Après la crise de la quarantaine, le blues de la cinquantaine. Un tiers des "quinquas" confient être angoissés par leur âge. Or bien passer ce cap des 50 ans est la condition sine qua non pour "vieillir jeune et bien".

C’était le thème d’un colloque qui s’est tenu vendredi et samedi, à Paris. Des Etats Généraux du "Vieillir jeune et bien" qui ont mis en évidence les progrès médicaux enregistrés pour la prise en charge de ces quinquagénaires.

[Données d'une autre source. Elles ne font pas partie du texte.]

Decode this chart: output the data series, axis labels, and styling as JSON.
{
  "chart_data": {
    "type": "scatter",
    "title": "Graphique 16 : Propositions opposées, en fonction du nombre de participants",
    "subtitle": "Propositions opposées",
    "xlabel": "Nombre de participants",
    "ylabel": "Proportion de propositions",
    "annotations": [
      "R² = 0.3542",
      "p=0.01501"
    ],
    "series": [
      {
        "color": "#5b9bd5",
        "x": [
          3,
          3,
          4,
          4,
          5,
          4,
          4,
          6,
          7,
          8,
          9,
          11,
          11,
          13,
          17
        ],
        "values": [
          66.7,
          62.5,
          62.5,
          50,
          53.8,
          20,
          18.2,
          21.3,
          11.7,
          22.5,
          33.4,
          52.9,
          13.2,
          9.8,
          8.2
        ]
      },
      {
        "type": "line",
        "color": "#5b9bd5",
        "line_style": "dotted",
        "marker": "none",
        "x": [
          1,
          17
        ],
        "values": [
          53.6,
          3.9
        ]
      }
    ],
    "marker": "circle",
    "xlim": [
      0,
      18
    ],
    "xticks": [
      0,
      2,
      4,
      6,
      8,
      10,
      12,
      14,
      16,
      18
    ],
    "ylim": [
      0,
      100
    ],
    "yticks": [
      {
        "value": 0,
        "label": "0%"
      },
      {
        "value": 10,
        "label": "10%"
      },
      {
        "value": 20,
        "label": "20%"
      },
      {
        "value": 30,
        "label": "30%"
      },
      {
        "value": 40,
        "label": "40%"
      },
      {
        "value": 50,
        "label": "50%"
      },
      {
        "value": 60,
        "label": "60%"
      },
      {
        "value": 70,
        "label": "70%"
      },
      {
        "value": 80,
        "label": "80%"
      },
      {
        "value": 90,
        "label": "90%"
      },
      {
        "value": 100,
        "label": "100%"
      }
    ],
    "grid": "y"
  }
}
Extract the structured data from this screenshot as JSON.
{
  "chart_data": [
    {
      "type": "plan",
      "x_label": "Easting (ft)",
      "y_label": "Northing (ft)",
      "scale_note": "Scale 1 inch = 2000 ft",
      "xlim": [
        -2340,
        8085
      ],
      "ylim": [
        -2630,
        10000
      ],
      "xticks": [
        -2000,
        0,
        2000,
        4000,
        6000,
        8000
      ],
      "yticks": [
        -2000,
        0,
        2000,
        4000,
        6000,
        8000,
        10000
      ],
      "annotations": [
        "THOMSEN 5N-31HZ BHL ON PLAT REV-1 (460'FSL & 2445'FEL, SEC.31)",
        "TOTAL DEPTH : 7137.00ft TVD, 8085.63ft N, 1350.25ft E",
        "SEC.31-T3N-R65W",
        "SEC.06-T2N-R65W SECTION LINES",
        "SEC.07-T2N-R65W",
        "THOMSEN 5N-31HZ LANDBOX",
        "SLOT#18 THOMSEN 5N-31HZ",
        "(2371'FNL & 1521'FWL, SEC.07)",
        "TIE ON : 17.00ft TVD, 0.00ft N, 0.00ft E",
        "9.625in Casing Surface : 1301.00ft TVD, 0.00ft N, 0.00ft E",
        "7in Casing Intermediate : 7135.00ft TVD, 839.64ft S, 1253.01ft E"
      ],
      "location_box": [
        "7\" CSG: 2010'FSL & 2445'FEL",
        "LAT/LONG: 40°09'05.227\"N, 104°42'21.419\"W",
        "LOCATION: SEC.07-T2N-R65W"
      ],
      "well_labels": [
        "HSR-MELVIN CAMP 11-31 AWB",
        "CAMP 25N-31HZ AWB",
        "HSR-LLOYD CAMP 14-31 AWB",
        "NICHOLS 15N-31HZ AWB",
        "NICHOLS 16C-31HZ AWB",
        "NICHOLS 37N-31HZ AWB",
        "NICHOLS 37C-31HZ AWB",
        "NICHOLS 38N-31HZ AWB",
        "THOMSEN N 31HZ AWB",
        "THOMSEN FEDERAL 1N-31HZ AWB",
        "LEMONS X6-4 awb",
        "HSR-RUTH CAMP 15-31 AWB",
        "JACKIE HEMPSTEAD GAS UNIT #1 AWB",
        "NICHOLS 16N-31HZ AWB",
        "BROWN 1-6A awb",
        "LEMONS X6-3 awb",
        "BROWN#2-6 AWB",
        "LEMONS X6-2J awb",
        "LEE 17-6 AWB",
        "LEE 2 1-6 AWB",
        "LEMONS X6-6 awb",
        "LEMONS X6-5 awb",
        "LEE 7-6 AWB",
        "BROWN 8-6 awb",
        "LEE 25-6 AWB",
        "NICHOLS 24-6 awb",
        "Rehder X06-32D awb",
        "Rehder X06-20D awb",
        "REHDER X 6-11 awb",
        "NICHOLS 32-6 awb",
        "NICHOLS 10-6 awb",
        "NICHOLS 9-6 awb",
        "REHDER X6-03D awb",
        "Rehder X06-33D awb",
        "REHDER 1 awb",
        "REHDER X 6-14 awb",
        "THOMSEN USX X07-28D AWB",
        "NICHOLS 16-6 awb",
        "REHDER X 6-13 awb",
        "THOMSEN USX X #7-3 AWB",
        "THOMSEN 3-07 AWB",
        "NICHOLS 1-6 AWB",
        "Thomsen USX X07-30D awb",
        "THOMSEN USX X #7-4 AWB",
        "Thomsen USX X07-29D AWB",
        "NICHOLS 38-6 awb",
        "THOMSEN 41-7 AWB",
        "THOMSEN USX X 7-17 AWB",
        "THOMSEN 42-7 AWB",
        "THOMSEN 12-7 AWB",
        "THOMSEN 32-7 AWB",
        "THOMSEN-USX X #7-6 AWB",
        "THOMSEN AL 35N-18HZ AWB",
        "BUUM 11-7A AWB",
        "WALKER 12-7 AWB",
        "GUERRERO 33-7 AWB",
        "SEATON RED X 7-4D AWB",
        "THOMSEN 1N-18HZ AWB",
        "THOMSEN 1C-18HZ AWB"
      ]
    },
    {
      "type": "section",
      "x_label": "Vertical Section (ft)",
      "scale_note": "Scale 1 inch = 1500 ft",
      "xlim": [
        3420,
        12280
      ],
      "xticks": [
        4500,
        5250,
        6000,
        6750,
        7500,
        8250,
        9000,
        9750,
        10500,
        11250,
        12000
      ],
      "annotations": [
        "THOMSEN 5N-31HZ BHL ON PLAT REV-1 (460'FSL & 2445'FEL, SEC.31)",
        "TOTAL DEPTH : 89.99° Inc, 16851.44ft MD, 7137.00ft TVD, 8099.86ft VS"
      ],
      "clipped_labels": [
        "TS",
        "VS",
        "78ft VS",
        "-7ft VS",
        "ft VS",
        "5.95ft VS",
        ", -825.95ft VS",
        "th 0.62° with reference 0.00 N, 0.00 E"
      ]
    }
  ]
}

"Je ne suis plus capable de courir après le bus..."

A 50 ans, les ennuis semblent s’accumuler : la moitié des quinquagénaires s’inquiètent pour l’avenir de leurs enfants et un tiers d’entre eux ont des parents dépendants. "Tout à coup, on se revoit face à une glace et on se dit ‘tiens je ne suis plus aussi souple’, ‘tiens je ne suis plus capable de courir après le bus’", confirme le Dr Christophe de Jaeger, gériatre, au micro d’Europe 1.

Pourtant, ce spécialiste l’affirme, il y a bien deux stratégies très distinctes pour passer cette cinquantaine : "répondre par le déni" ou "être un acteur, se prendre en main". Selon lui, en prenant soin de son organisme, on peut à ce moment-là gagner entre 10 et 15 ans sur son état-civil.